REALLY EARLY MORNING LOL.
I just really had to write about this because I just had the insight of a lifetime.
I got stupidly depressed a year after I left home because I started getting EVERYTHING I WANTED? I DIDN’T HAVE TO FIGHT ANY MORE. LIFE LITERALLY LOST IT’S POINT AND LIKE A MUSCLE MY SOUL ATROPHIED. Now that I have new goals and regained my old heart I have felt a tsunami of newfound conviction and hope and striving. It is unbelievable. I have set a goal for myself that is simply “be the best you can be until they come back”. With this, I am a newborn paradise bird (phoenix?) growing in new plumage that had previously wasted away.
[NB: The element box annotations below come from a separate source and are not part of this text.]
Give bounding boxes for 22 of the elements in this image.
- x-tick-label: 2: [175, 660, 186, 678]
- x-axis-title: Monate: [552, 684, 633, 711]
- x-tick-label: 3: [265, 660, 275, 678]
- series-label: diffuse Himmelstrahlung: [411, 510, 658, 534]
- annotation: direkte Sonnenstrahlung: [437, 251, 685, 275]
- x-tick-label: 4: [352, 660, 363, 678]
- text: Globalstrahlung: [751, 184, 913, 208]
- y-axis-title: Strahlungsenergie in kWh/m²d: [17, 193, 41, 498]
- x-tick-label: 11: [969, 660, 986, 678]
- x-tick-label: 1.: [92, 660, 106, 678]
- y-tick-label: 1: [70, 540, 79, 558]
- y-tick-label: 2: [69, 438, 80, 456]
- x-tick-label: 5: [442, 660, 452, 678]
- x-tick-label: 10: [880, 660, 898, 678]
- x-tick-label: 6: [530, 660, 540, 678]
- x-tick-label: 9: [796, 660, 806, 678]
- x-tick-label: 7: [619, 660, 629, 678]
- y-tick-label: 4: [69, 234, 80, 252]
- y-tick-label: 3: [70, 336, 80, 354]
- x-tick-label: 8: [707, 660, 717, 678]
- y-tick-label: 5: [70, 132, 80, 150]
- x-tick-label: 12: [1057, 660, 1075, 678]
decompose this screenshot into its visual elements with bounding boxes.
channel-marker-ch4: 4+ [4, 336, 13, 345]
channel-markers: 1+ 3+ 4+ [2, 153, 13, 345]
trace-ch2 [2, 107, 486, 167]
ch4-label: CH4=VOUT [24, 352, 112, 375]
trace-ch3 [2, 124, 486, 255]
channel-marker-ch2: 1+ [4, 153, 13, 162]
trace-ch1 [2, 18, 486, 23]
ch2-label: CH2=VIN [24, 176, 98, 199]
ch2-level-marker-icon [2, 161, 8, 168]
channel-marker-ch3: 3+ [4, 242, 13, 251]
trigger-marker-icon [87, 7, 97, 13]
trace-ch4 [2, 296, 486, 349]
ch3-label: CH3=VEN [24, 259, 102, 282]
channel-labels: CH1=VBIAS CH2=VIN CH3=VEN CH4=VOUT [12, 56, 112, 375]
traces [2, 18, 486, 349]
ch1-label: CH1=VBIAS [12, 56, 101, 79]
I am allowed to be alone and chase my dreams in the hope that my best friend will eventually come home. This is all I care about. This is my muse.
But that was my goal before, when I was younger, and I still got what I wanted… but this time I won’t love them more than I love myself like I have in the past. I don’t mean this narcissistically, but in a sense that I will never lose myself in another person ever again. I am my own person, and they are theirs… Oh god, those love chemicals are hard to tame. But I love something bigger than earthly pleasures, and I don’t want to toss that away for any skin-deep joy.
I just want to sing with my best friend and drive into the country at night to look at the stars. Long road trips with all our favorite songs, and meeting lots of new friends along the way.
I just have to be better than I am so I can have the freedom to enjoy my life to the fullest.